Posted 2010/12/15

Iran: Le défenseur des droits humains Emadeddin Baghi condamné à un an de prison et à cinq ans d’interdiction d’exercer sa profession de journaliste

Le 5 décembre 2010, le défenseur des droits humains et journaliste M. Emadeddin Baghi a entamé sa peine d’un an de prison et cinq ans d’interdiction d’exercer sa profession de journaliste et des activités civiles. Emadeddin Baghi est président de l’Association pour la défense des droits des prisonniers, créée en 2003.

Informations Complémentaires

Le 30 novembre 2010, Emadeddin Baghi a reçu un appel téléphonique du tribunal afin qu’il se présente à la prison Evin de Téhéran le 4 ou le 5 décembre, pour débuter sa peine de prison. Aucune procédure officielle n’a été entamée et l’avocat d’Emadeddin Baghi n’a pas été informé que son client devait se présenter à la prison.

En décembre 2009, Emadeddin Baghi a été arrêté aux lendemains des manifestations de masses contre le gouvernement lors de la fête religieuse Chiite Ashoura. Il a passé six mois à l’isolement avant d’être jugé le 23 juin 2010. Il a ensuite été libéré sous caution, pour un montant de 20000$.

En juillet 2010, M. Baghi a été condamné par la 15ème branche du Tribunal Révolutionnaire présidé par le Juge Salavati, à un an de prison et 5 ans d’interdiction d’exercer sa profession de journaliste.

Cette peine a été prononcée deux ans après le procès d’Emadeddin Baghi pour son rôle dans la direction d’une organisation désormais interdite, l’Association pour la défense des droits des prisonniers (ADDP).

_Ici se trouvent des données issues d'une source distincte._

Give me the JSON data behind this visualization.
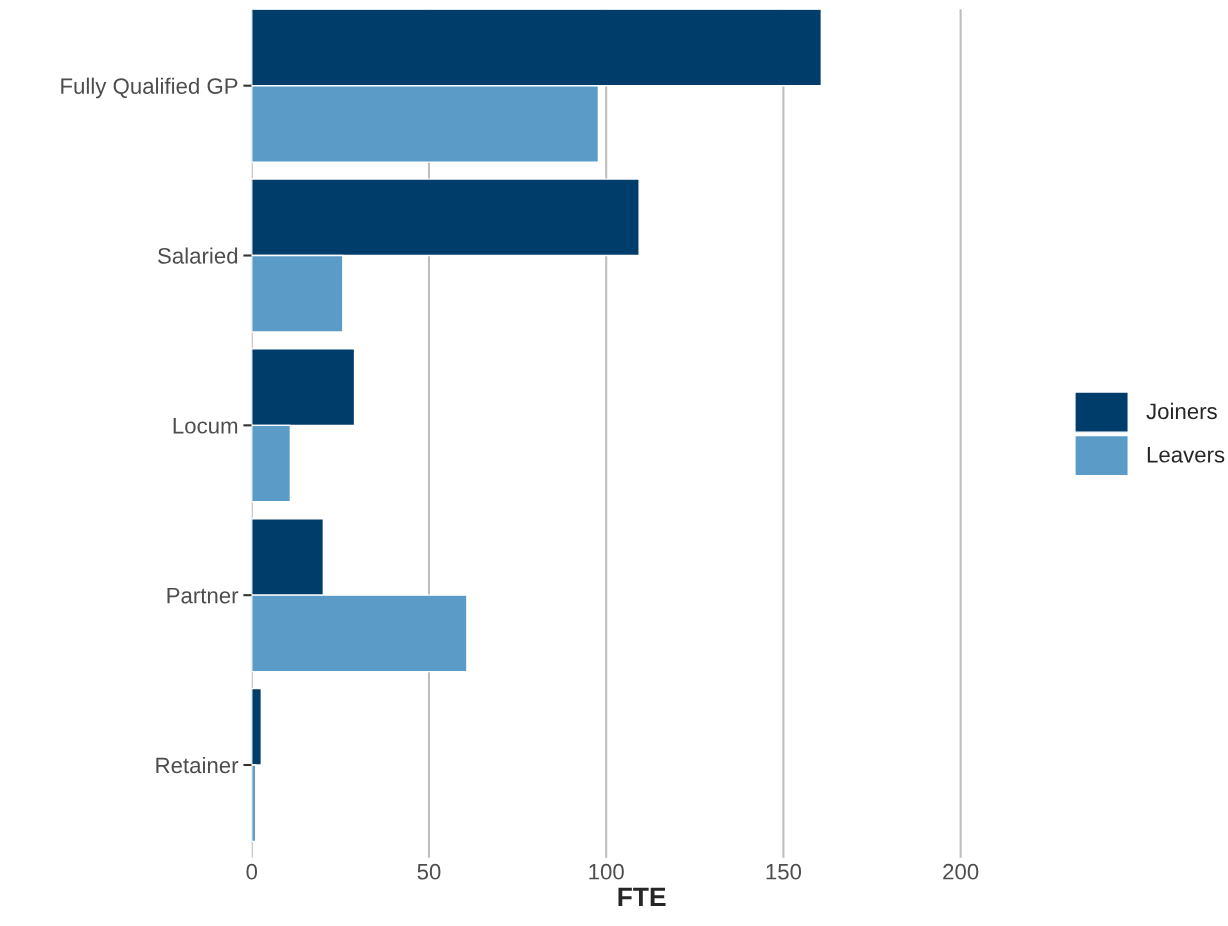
{
  "chart_data": {
    "type": "bar",
    "orientation": "horizontal",
    "xlabel": "FTE",
    "categories": [
      "Fully Qualified GP",
      "Salaried",
      "Locum",
      "Partner",
      "Retainer"
    ],
    "series": [
      {
        "name": "Joiners",
        "color": "#003d6b",
        "values": [
          160.7,
          109.3,
          29.0,
          20.2,
          2.7
        ]
      },
      {
        "name": "Leavers",
        "color": "#5b9bc8",
        "values": [
          97.8,
          25.7,
          10.9,
          60.7,
          1.1
        ]
      }
    ],
    "xlim": [
      0,
      220
    ],
    "xticks": [
      0,
      50,
      100,
      150,
      200
    ],
    "grid": "x",
    "legend": "right"
  }
}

Dans le cadre d’une autre affaire en suspens, Emadeddin Baghi a été condamné à six ans de prison par la 26ème branche du Tribunal Révolutionnaire, présidée par le Juge Pirabbasi, pour avoir interviewé le dernier ecclésiastique réformiste, Ayatollah Montazeri, une interview diffusée sur la version en langue perse du site de la BBC.

Selon Emadeddin Baghi, bien que les accusations officielles soient liées à cette interview, il a aussi été interrogé au sujet du Prix Martin Ennals pour les Droits Humains, qui lui a été attribué en 2009, et au sujet de ses collaborations avec des organisations internationales de défense des droits humains.

Front Line est préoccupée pour l’intégrité physique et psychologique d’Emadeddin Baghi, car il accomplit une peine de un an à la prison Evin.